どのような鉱物の中に水が含まれているか、炭素質コンドライトの中の水を含む鉱物にはどのようなものがあるか調べてみなければならない。今まで炭素質コンドライトに知られている水を含む鉱物を調べてみる必要がある。今まで発見されていないものでも発見される可能性のあるものについては、基礎的なデータを集める必要がある。集めたデータの有効活用のため、市販のデータベースプログラムに鉱物データを載せるにはいかにすれば良いかを検討した。
炭素質コンドライトは微細な鉱物の集合体であるため普通の岩石薄片(厚さ30ミクロン)ではその組織はよくわからない。今回の研究で得た超薄薄片の顕微鏡写真で、はじめてその内部の組織の詳細を観察し、炭素質コンドライト的表面を持つ小惑星の一つ、マチルダの表面地形と関連させて、理解することが出来た。炭素質コンドライトに含まれる水を含む鉱物も、マトリックスと呼ばれる細粒の黒っぽい煤のような部分に含まれている。光学顕微鏡で見ても、はっきりした鉱物としては見えない。その例として、オルゲイユ隕石およびイヴナ隕石の岩石薄片の顕微鏡写真を得た(付属資料「フランス・オルゲイユに落下した隕石」)。
内部の組織の特徴は2つある。1つはその組織は細かいチリの静かに集積したものではなく、繰り返し起こった隕石の衝突により、多くの破片になって、それがまた集合したものであることである。この組織は専門用語では角レキ岩化したものであるという。この組織は、NEAR探査機で得られたマチルダ小惑星の表面に残された多くのクレータの跡を見れば、どうして出来たかはよく理解できるものと思われる。
もう一つの組織の特徴は、カキカキと折れ曲がった割れ目が多く走っていることである。これは角レキ岩化する前にも後にも起こっているようである。しかし、隕石衝突の際のショックによりつくられたというより、水たまりの泥が、水が蒸発したときに出来る割れ目に似たものである。これは水質変成や角レキ岩化が起こった後に水が失われた状況を反映しているのかもわからない。
これらの割れ目は多くの場合、方解石などの炭酸塩鉱物で満たされている。このことより、母天体内でこれらの溶液が循環していたということがわかる。この脈の存在が、母天体内での水質変成というアイデアを出すのに、重要な証拠となったものである。
最近サイエンス誌上に発表された論文によると、これまで炭素質コンドライトが星雲からの直接の凝縮物であると考えられてきた証拠であった。マトリックス中の鉄に富む微細なカンラン石の結晶も、粘土鉱物が加熱、脱水して出来たものであると考えられるようになった。

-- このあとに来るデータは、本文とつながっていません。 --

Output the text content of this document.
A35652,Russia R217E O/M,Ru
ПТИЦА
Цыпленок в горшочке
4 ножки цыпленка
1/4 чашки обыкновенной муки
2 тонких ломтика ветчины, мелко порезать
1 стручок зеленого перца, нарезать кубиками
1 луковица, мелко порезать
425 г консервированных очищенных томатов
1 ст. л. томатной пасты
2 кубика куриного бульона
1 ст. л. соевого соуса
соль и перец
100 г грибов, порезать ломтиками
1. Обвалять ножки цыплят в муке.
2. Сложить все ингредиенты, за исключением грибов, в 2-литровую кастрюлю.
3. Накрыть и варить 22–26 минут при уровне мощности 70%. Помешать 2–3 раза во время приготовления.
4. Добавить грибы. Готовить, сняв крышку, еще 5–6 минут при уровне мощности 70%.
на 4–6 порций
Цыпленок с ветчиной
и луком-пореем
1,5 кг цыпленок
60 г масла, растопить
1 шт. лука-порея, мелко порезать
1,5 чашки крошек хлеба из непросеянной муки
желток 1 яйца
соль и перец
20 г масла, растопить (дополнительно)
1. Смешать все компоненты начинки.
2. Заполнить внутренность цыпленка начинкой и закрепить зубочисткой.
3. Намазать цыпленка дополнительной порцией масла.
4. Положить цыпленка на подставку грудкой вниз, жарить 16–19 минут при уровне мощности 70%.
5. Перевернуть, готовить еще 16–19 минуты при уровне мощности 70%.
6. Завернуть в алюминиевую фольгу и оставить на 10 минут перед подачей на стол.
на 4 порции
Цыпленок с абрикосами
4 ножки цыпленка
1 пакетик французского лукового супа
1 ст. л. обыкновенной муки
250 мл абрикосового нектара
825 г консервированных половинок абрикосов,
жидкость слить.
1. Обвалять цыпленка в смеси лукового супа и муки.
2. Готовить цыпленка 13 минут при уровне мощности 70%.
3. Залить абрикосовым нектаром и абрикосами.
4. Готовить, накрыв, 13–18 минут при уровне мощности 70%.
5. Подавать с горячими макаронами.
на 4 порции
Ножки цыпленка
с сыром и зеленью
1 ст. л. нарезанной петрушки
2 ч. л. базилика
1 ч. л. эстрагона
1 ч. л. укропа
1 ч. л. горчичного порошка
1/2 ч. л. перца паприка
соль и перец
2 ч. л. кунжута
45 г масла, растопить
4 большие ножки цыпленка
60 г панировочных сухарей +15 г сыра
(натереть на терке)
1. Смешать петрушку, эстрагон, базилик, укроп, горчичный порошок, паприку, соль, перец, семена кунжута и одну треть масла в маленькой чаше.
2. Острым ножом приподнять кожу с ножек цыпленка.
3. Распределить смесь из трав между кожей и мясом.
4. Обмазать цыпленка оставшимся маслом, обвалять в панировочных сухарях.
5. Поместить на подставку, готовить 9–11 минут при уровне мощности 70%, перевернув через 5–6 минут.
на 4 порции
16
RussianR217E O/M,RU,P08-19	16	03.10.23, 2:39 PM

上のような顕微鏡写真からも、どのような鉱物があるのか良くわからない。電子顕微鏡で拡大してみると、はじめてその姿が見えてくる。電子顕微鏡像は原子の周りの電子の雲が見えるくらいに拡大することができるので、それより直接原子の結びつきを見ることができる。このような方法で炭素質コンドライトの主要な水を含む鉱物を見てみると、隕石種により種類が異なっていることがわかってきた。CIといわれる隕石では、蛇紋石と石鹸石の混合したものがある。CVといわれる種類には石鹸石、COといわれる種類には蛇紋石が主に含まれる。CMという種類にはトシリナイトという鉱物が見つかっている。
これらの鉱物は層状ケイ酸塩鉱物といわれるもので、ケイ素の周りに酸素が四面体の形を作って結合したものが、3つの頂点を共有して六角状に連なったものがシートをつくる。このような鉱物と同種のもので、目に見える大きさの鉱物としてはウンモがある。
ウンモのある種のものは炭素質コンドライトにも見つかっているが、地球に産出するウンモには非常に大きな結晶に成長するものがある。